Üç beş kız çocuğu derken

Erkek evlat alabilmek için hocalara gitti, kocakarı ilaçları içti.

Kimi zaman da çaput bağladı kurumuş ağaçlara, erkek evlat alabilmek için.

Bu böyle sekiz sene sürdü,

Ekinler biçildi, satıldı, taylar büyüdü kısrak oldu geniş meralarda boy gösteren.

Ama hiçbir şey fayda etmedi ona.

Ne kocakarı ilaçları ne hocalar ne de kuru ağaçların dallarına asılan çaputlar.

Sonunda peygamber mucizesi denildi, kavuştu küçük Memed'ine bir kış günü.

Sardı sarmaladı, bir savaş gazisinin zafer nişanı gibi, göğsünde taşıdı onu kırk günlükken.

Daha kırkı çıktı çıkmadı, ateşler içinde kaldı Memed,

Doyamadan yavrusuna, kara toprağın gözünü doyurdu daha bahar gelmeden.

 

Onun kederi kaldı kadının üstünde,

O günden sonra hep sustu kadın.

Bütün bahtsızlıklar kovaladı sonra da kadını, 

Ailede istenmeyen gelin oldu, kocası ölene kadar.

O büyüttü kızlarını, babadan daha baba, anadan daha ana oldu onlara.

Beş kızın dördü kocaya, birini telleyip duvaklayıp kocaya verdi.

Tellenip duvaklanıp kızını, iki gün olmadan ana evine getirdi kocası.

Söylenen o ki kan bile gelmemiş kızdan ilk gece.

Bir gözü mor, sol kolunu da kırıp yolladılar anasının evine.

Sesi bile çıkmamış dayak yerken yavrucak.

Buna da dayanamadı kızcağız.

Memed'in çaputlar bağladığı ağaca astı kendini,

Beyaz gelinlikle girdiği dünyaya, beyaz kefenle çıkmıştı insanlara göre.

Annesine göreyse gecelerce öldürdü kendini, 

Annesinin gençken yaptığı yorganlar altında kızı,

Gündüzleriyse dirilirdi annesi anlamasın diye tüm bunları.

 

Üçüncü kızının bir çocuğu oldu;

Bunla mesut olurum sanıyordu kadıncağız.

Hele torunumu elime alayım; bütün kara bulutlar dağılır, diyordu başımdan.

Daha torunu bir yaşına basmadan vurdu anasını av tüfeğiyle kocası.

Jandarma raporlarına göre namus dediler,

İnsanlar da öyle dediler, kapı önlerinde dedikodularında.

Kadıncağıza sormadılar bile hiçbir şey.

Nedir bu?

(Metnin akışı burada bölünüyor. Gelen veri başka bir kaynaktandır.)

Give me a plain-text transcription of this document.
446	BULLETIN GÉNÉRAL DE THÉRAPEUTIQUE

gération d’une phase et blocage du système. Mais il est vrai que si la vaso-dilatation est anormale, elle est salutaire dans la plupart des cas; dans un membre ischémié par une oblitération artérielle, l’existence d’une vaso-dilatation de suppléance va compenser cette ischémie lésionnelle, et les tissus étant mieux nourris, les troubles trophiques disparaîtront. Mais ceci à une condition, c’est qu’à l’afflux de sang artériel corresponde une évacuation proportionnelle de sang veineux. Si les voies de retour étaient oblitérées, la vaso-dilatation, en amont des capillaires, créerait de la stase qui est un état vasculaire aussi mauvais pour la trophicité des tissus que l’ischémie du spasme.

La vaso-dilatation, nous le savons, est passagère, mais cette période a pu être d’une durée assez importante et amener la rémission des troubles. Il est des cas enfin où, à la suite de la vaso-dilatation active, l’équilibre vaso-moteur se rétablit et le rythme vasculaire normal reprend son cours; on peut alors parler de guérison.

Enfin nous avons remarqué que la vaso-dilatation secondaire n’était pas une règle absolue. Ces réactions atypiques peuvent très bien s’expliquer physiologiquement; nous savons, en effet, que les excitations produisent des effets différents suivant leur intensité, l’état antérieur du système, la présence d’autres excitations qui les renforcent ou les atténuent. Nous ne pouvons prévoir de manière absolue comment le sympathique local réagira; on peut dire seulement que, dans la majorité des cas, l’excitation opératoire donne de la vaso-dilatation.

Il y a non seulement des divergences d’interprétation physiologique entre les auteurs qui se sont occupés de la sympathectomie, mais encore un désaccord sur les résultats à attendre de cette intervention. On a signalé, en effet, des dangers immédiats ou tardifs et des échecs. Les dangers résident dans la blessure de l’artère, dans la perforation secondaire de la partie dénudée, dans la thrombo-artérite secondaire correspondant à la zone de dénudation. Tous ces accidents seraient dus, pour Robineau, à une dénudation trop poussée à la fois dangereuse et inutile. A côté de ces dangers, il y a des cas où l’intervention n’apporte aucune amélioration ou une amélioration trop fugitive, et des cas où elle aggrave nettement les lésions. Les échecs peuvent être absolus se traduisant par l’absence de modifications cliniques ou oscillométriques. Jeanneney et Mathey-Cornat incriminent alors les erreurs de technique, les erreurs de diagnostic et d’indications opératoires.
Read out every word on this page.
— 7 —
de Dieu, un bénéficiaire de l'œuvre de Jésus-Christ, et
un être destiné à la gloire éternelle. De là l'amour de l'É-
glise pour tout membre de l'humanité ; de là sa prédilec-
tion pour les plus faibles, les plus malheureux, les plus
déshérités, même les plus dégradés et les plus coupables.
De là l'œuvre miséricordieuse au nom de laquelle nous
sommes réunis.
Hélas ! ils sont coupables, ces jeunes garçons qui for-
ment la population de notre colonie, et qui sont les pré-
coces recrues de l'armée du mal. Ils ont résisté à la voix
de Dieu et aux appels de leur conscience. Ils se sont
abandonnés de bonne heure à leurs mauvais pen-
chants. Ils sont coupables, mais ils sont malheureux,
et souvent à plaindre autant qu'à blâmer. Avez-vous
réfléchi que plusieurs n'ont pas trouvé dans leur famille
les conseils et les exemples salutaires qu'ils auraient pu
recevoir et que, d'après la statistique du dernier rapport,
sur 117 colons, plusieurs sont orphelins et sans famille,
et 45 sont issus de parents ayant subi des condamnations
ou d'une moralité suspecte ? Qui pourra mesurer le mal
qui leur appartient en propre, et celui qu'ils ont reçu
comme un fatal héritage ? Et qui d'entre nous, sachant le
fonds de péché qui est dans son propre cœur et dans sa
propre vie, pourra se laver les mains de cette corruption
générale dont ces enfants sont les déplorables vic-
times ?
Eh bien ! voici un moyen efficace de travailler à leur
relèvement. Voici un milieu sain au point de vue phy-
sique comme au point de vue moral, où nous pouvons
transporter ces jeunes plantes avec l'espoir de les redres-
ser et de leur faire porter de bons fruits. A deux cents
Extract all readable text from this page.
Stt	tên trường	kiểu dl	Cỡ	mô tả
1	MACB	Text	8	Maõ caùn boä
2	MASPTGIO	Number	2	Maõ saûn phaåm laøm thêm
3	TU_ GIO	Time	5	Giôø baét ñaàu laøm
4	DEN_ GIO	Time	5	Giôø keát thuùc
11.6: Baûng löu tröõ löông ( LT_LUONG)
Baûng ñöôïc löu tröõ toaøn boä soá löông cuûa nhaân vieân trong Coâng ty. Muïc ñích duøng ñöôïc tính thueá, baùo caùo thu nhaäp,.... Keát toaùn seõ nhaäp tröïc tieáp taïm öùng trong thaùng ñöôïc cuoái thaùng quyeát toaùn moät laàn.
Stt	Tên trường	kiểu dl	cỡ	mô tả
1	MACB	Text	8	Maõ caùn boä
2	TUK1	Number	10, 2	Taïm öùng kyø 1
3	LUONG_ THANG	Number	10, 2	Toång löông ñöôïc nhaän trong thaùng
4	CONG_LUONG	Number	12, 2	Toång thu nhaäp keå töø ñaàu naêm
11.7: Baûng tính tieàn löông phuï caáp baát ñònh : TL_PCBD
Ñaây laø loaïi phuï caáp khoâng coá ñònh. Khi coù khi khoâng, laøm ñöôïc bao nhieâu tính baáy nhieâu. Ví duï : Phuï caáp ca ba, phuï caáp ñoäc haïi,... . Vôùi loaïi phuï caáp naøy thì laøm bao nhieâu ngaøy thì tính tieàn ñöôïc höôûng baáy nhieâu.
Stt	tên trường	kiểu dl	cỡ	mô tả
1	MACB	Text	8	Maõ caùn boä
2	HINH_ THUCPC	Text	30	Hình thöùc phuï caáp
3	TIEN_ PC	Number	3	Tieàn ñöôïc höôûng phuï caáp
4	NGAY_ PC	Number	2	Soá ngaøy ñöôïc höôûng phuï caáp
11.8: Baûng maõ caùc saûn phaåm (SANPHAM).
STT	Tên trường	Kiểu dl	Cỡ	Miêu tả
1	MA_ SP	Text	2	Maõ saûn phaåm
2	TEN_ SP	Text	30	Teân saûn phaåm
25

Ne değildir!                                                               

Koca kadının alnındaki kederi,

Yüzünün izlerindeki yazgıyı,

Nasıl yapmalı?

Nasıl etmeli de gizlemeli bunca acıyı; öksüz torununu büyütürken.

Üstelik, şehrin en kötü manzarasındaki bir bankta, nasıl konuşmalı torunuyla?

Kayboldu güneş dağların ardında, indi aniden karanlık şehre.

Doğruldu sokak lambaları, intihar delikanlılar gibi sokaklara.

Ve bir kadın daha ölmeye hazırlandı yarınlarına.

 

Yıldızlar hâlâ parlak ve sonsuz üstlerinde,

Gece hâlâ dünün kederini taşır pencerelerin sürgülerinde,

Mızıkasından çıkan ezgiyle salınır sokaklar

Ve yorgun bir memur edasıyla evlerine göçer yalnızlıklar.

Hayat, hâlâ acımasız ve akışkan!

Bitmek bilmeyen yanılsamalar aldı aynaları o gece.

Kadının yüreği torunu gibi, hâlâ çocuk ve hâlâ hayatta.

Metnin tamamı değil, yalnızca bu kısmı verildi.